From Waterloo to Washington: The Legacy of R. Gordon Hoxie
 
    Photo: R. Gordon Hoxie (right) with D. David Eisenhower (left) in 1990. Courtesy of Special Collections & University Archives, Rod Library, University of Northern Iowa.
From Waterloo to Washington: The Legacy of R. Gordon Hoxie
When R. Gordon Hoxie left Waterloo, Iowa, to attend Iowa State Teachers College in the late 1930s, he carried with him a small-town sense of purpose and a big curiosity about how ideas shape history. Those values would guide him through a lifetime of teaching, leadership and public service that reached from the classrooms of Cedar Falls to the corridors of power in Washington, D.C.

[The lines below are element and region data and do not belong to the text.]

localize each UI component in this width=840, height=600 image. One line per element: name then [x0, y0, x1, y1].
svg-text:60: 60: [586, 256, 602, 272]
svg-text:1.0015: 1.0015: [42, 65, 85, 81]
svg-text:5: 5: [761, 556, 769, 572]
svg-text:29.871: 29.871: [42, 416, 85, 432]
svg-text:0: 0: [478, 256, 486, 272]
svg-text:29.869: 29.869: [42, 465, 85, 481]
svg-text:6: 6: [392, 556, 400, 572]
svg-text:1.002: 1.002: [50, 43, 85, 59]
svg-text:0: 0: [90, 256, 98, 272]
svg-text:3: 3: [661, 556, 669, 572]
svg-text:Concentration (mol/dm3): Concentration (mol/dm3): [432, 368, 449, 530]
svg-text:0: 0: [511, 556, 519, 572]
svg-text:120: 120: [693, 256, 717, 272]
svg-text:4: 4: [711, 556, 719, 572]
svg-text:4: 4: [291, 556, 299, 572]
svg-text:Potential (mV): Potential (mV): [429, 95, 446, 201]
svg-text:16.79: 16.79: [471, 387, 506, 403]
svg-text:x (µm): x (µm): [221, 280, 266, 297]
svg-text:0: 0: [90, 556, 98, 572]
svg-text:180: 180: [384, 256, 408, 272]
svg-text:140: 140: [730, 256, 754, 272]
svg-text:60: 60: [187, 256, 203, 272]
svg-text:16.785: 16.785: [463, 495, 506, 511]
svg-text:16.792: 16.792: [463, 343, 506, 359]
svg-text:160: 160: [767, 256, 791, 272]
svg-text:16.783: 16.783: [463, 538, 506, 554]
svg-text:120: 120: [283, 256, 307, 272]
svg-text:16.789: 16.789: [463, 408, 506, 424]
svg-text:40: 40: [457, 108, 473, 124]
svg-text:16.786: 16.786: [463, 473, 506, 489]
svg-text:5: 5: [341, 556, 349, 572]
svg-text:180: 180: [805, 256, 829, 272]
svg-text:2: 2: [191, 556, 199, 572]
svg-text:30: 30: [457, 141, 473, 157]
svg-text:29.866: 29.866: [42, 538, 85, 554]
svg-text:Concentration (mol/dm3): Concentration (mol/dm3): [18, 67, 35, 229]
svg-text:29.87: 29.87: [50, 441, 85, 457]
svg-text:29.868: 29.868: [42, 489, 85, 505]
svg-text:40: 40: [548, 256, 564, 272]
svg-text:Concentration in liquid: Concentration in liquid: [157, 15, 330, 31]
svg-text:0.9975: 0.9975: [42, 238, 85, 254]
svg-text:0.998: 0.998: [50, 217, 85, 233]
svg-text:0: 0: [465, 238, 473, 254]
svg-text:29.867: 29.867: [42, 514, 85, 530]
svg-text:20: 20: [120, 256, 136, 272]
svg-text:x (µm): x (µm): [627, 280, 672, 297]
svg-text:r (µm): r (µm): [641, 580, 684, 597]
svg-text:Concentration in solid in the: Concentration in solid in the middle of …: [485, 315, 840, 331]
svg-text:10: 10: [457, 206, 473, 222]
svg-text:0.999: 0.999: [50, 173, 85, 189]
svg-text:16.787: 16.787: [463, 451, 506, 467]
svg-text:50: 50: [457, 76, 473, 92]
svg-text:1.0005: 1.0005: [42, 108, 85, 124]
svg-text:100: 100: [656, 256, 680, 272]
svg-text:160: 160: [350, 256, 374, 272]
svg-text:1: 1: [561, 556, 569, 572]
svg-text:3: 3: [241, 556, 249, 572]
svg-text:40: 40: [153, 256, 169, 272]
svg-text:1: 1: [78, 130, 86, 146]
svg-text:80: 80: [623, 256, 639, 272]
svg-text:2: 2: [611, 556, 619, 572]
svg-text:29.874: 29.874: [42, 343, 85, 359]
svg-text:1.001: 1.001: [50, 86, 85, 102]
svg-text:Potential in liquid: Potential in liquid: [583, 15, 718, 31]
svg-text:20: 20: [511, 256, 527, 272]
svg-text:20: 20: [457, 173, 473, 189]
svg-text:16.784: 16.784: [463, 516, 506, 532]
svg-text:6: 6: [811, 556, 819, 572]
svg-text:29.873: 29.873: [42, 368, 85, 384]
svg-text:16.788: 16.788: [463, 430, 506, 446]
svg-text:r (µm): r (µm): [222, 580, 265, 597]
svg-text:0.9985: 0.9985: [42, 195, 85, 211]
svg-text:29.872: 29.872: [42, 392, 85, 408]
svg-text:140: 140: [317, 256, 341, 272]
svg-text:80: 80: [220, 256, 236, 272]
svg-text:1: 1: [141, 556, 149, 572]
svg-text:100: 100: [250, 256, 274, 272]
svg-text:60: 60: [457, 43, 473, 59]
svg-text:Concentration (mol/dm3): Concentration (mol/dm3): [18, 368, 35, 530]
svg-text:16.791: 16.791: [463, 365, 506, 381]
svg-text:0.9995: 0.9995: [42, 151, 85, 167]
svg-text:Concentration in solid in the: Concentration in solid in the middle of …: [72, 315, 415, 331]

Hoxie graduated in 1940, just as the world was on the brink of war. Like many of his generation, he answered the call to serve. During World War II, he flew with the U.S. Army Air Forces and rose to the rank of captain. He later continued his service in the reserves, where he attained the rank of brigadier general. The discipline and sense of duty he gained during those years became hallmarks of his leadership style.
After the war, Hoxie returned to academia, earning advanced degrees from the University of Virginia and Columbia University. At Columbia, he worked closely with Dwight D. Eisenhower, who was then serving as the university’s president. That experience deepened Hoxie’s interest in the American presidency — an interest that would later define his career.
Hoxie went on to teach history at the University of Denver before joining Long Island University, where he became dean of liberal arts and sciences and later chancellor. His time there was marked by a commitment to academic rigor and open dialogue, even as the campus navigated the turbulence of the 1960s. Though his tenure ended amid student protests and administrative clashes, the experience reaffirmed his belief that education must remain a space for debate, dissent and civic engagement.
In 1965, drawing on his connections with Eisenhower and other national leaders, Hoxie founded what became the Center for the Study of the Presidency, now the Center for the Study of the Presidency and Congress, in New York City. His goal was to promote scholarship and public understanding of presidential leadership and the constitutional balance of power. The center’s work, including its flagship journal Presidential Studies Quarterly, continues to shape research and public discourse today.
Throughout his career, Hoxie remained deeply connected to his alma mater. He established a fund shared by the Departments of History and Political Science to promote the study of the presidency. This fund has allowed UNI to bring many speakers to campus to discuss democracy and governance. His gift reflects his lifelong conviction that universities have a responsibility not only to educate but also to engage citizens in the work of democracy.
That legacy continued this fall with the Hoxie Forum: Congress, the President and the Balance of Power on Monday, Oct. 13. The event brings former members of Congress to UNI for open discussions with students and community members about how government works, and how it sometimes doesn’t.
Over the course of his life, Hoxie was honored with numerous awards, including the Legion of Merit and the Distinguished Service Medal of the City of New York. He also served as a consultant to the U.S. State Department and maintained active relationships with universities abroad, including in South Korea and Poland. Yet despite his global outlook, he never forgot his Iowa roots.
Hoxie often credited another Iowan, historian Carl Becker, as a guiding influence. Becker’s belief that democracy depends on “thinking citizens” resonated deeply with Hoxie’s own mission. It was a philosophy he carried from the classrooms of the Iowa State Teachers College to his founding of a national institution dedicated to studying the presidency.
R. Gordon Hoxie passed away in 2002, but his legacy continues — in UNI’s lecture halls, in the students who gather each year to debate the balance of power, and in the belief that knowledge, conversation and civic duty remain at the heart of a healthy democracy.